Soroa is one day from Havana by bike. This resort area is only 250 meters above sea level, but the air is fresh and nights are often cool and invigorating. Here, we start a ride in Soroa shortly after dawn.  
  The surrounding mountains offer wonderfully scenic, challenging rides. Yes, those are cyclists climbing the switchbacks in the distance.
Soroa boasts an inexpensive hotel that Barb and I love. Villa Soroa has a stunning pool that attracts this renegade calf as well as humans who relax here in the afternoons.  
  Guests at Villa Soroa stay in modern cabanas, scattered on sloping lawns around the pool and shaded by huge trees hung with epiphytes.
From near Villa Soroa, hiking trails lead to an overrated waterfall and to a moutaintop mirador (lookout) with spectacular views in every direction.  
  The mixed woodlands around Soroa are excellent for bird and wildflower walks. Alberto Fernandez, the guide who leads these walks, is an extraordinarily talented naturalist, and a couple of hours in his company are well worth the modest fee.
The orquideario — orchid garden next to the hotel — is worth a visit all by itself. Here, on 35,000 square meters of steep hillside, 700 species of orchids are grown, along with other ornamentals, amidst limestone formations, palms, and towering semi-deciduous trees draped in vines.  
  From Soroa, it is an easy day trip to Las Terrazas, an eco-resort complex that combines a planned workers' community, arts and crafts studios, and an upscale hotel. There are numerous beauty spots in the area, including our favorite swimming hole (so far) in all of Cuba. (This photo of Barb in ecstasy under the waterfall at Los Baños de San Juan was taken on last year's visit to Las Terrazas.)

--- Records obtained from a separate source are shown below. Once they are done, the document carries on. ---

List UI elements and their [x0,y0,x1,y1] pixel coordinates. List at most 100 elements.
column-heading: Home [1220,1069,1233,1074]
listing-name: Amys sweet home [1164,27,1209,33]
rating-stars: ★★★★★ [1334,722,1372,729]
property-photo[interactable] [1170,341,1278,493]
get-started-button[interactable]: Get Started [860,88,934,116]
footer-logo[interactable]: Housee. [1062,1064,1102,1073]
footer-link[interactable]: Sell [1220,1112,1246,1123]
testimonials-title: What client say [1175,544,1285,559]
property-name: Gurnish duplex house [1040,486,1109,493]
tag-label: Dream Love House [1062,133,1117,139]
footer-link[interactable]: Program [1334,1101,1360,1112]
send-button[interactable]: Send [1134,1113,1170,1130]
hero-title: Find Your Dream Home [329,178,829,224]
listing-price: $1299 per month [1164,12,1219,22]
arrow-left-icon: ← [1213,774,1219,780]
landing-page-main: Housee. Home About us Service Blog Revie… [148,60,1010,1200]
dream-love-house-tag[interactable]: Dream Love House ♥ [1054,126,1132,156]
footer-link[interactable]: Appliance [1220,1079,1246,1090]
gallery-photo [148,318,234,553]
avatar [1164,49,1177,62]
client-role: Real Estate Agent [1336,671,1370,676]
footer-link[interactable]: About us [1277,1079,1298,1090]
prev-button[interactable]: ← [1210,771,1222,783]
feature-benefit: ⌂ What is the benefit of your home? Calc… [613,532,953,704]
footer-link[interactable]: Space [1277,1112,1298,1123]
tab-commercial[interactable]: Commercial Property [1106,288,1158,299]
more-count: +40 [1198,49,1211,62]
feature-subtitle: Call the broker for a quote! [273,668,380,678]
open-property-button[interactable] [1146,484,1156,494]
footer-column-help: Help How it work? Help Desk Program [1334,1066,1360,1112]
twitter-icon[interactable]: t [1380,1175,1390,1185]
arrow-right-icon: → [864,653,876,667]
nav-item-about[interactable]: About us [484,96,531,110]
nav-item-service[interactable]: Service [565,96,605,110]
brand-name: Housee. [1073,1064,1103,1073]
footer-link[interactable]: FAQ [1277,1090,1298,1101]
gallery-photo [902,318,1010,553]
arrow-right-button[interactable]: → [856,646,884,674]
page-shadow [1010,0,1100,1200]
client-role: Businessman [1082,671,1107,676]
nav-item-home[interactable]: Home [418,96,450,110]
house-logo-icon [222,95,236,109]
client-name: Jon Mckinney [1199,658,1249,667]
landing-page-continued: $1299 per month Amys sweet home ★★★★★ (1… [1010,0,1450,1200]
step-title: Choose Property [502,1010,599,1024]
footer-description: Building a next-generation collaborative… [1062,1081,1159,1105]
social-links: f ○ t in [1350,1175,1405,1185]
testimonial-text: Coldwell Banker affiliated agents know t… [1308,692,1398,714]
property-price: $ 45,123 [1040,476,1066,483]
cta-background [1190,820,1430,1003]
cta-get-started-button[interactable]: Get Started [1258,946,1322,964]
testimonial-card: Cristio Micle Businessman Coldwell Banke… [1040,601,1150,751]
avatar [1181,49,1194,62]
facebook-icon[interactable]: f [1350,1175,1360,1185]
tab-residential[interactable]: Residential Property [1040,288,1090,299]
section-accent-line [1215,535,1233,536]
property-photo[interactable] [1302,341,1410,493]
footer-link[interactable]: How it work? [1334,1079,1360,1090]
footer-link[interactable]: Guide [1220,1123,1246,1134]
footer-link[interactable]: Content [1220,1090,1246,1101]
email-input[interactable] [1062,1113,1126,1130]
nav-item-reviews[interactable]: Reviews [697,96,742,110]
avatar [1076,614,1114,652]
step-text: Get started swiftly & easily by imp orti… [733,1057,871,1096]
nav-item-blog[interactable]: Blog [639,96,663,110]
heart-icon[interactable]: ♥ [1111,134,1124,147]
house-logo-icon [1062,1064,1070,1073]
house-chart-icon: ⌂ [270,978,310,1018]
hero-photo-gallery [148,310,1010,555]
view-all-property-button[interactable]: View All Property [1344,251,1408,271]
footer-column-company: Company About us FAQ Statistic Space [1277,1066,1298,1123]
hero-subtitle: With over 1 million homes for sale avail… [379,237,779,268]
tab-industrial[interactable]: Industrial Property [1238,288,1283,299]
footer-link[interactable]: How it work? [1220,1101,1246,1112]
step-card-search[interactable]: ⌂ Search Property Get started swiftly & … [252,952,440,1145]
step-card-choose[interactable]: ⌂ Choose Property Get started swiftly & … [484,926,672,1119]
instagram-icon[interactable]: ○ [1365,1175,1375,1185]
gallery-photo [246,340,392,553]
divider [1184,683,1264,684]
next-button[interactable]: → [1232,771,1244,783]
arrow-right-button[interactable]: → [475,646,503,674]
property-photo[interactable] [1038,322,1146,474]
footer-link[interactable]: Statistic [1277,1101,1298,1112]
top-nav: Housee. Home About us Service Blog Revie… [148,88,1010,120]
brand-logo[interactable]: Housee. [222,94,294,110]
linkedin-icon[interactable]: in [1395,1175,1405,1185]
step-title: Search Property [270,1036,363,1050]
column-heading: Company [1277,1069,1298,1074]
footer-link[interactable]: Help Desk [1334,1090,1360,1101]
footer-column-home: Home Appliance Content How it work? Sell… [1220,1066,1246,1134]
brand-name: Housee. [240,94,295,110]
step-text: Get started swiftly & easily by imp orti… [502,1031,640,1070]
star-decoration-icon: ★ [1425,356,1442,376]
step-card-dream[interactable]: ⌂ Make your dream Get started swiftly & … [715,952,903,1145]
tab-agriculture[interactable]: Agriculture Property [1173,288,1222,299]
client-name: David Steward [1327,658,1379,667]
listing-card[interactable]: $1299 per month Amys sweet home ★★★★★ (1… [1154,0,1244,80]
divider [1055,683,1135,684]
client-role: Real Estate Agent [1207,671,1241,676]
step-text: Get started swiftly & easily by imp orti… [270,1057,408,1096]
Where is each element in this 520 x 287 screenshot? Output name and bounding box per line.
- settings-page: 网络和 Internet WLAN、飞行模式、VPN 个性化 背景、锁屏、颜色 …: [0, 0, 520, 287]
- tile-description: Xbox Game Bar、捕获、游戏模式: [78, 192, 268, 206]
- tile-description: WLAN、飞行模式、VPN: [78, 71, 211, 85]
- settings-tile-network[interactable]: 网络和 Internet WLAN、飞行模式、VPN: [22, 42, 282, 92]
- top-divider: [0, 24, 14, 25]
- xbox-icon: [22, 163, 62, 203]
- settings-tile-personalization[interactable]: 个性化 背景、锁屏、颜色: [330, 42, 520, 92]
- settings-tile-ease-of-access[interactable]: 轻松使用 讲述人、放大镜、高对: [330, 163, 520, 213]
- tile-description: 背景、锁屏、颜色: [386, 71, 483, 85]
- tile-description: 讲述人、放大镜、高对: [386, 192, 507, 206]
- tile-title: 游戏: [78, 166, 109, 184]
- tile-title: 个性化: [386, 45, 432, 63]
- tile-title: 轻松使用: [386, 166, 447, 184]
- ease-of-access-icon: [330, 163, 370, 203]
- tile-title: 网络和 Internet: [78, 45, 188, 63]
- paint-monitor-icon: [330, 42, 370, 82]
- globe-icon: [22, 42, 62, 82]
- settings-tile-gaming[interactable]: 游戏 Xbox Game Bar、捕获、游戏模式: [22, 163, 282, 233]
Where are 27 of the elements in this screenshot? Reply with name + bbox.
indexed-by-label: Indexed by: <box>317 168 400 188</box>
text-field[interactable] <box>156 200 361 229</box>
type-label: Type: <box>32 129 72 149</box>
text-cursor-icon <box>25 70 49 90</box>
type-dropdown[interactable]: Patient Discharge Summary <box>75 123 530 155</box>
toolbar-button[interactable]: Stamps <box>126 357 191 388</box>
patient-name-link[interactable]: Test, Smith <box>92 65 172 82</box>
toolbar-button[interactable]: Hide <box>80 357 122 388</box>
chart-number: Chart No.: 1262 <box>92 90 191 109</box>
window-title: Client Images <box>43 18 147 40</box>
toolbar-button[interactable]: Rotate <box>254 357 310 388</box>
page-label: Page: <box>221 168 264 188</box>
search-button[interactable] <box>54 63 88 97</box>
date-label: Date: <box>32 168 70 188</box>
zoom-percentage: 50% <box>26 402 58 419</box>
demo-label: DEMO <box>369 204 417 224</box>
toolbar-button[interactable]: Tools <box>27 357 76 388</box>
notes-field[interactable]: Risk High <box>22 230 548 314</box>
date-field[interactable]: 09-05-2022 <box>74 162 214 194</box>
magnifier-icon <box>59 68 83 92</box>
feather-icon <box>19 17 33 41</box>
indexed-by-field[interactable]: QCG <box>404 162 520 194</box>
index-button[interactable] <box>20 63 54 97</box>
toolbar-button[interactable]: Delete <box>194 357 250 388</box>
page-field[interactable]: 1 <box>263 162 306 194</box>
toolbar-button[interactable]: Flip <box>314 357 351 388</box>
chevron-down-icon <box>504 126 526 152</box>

Soroa is also the takeoff point for a great ride to the west, along scenic mountain roads and remote settlements, eventually reaching San Diego de Los Baños. This all-day ride is challenging in spots, and where the hills are too steep or the pavement broken, we sometimes walk for a few minutes.
  However, the hard work is worth it. We call this road "The Skyline Drive" of Cuba because the many high points with spectacular views in all directions.